Подъём был крутым, и вскоре мы начали понимать, почему нам не слишком хотелось отправляться назад к Тейлор-Стич, ведь идти придётся целый день. Нас прежде всего подталкивало вперёд желание — кроме желания Фай принять горячий душ и нормально поесть — узнать, где же эта тропа выходит наверх. Непонятно, почему мы — и множество других людей за долгие годы — умудрились её не заметить. И потому мы продолжали тащиться по тропе, потея и ворча на самых трудных участках, иногда подталкивая друг друга, когда пробирались сквозь узкую щель в Ступенях Сатаны. Я заметила, что Гомер постоянно держится поближе к Фай, поддерживая её, когда ему эго удаётся, и что та ему улыбается, отчего он сразу краснеет. А что, может быть, Гомер действительно ей нравится, думала я. Или её просто забавляет, что он крутится рядом? Гомеру это пошло бы на пользу. Одна девушка могла отомстить ему за всех нас.
Наши рюкзаки стали намного легче, поскольку мы почти всё съели, но всё равно через какое-то время они стали казаться нам такими же тяжёлыми, как прежде.
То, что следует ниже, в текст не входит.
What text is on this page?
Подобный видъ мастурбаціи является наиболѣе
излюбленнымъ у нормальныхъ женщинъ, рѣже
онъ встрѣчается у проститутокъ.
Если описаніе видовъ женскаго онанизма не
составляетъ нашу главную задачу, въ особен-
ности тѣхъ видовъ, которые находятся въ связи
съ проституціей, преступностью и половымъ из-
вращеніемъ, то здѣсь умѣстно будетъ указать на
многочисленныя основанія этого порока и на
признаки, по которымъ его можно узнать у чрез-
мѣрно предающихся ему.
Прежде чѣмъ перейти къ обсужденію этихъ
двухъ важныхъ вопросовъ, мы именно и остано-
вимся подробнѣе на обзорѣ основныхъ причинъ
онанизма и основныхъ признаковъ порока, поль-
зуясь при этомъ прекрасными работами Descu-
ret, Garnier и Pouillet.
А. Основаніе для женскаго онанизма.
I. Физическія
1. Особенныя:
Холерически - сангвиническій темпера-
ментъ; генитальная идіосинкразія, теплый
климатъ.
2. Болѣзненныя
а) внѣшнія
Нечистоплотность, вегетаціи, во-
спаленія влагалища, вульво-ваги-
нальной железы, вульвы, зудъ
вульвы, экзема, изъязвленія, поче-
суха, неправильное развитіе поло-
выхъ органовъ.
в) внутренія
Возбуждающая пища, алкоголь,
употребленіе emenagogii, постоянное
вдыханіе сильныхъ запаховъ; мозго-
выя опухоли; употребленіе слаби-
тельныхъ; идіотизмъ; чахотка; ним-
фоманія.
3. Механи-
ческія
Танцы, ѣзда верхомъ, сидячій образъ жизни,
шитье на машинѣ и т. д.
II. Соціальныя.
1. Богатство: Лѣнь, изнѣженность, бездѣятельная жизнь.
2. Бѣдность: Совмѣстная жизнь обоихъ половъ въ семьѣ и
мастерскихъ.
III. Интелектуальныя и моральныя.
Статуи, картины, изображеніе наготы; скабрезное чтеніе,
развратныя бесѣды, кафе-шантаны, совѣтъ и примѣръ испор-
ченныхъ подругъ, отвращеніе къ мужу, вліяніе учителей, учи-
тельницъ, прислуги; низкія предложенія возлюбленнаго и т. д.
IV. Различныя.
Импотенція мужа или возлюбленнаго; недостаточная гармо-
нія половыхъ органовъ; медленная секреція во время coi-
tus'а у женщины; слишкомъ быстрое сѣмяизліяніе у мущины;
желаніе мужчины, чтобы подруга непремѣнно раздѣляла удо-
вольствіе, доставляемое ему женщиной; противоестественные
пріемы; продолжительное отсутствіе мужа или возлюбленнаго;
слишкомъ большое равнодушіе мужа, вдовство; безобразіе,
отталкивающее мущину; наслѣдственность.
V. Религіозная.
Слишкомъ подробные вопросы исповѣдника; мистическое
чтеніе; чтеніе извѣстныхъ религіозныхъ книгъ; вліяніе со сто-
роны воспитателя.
Но мы ведь должны были уже скоро добраться до гребня, и это нас воодушевляло. Вот только вопрос был в том, насколько мы близки к концу пути. Тропа внезапно повернула от Ступеней Сатаны и растворилась на голой части склона, на месте давней осыпи. Мы в первый раз очутились на открытом месте с того момента, как покинули наш лагерь. И нам понадобилось несколько минут, чтобы снова отыскать тропу по другую сторону осыпи, потому что там она стала более узкой и незаметной. Тропа шла по открытому месту, но для того, кто стоял бы на гребне, она оставалась невидимой. Да если бы кто-то на неё и наткнулся, то, скорее всего, принял бы за звериную тропку.
Но тропа упорно поднималась вверх и наконец закончилась у огромного эвкалипта, рядом с горой Вомбегону. Последнюю сотню метров нам пришлось пробираться через такие густые заросли, что мы были вынуждены сгибаться вдвое, чтобы пройти там. Это было похоже на какой-то туннель, но устроено весьма умно, потому что люди, смотрящие с Вомбегону, увидели бы только непроходимый кустарник.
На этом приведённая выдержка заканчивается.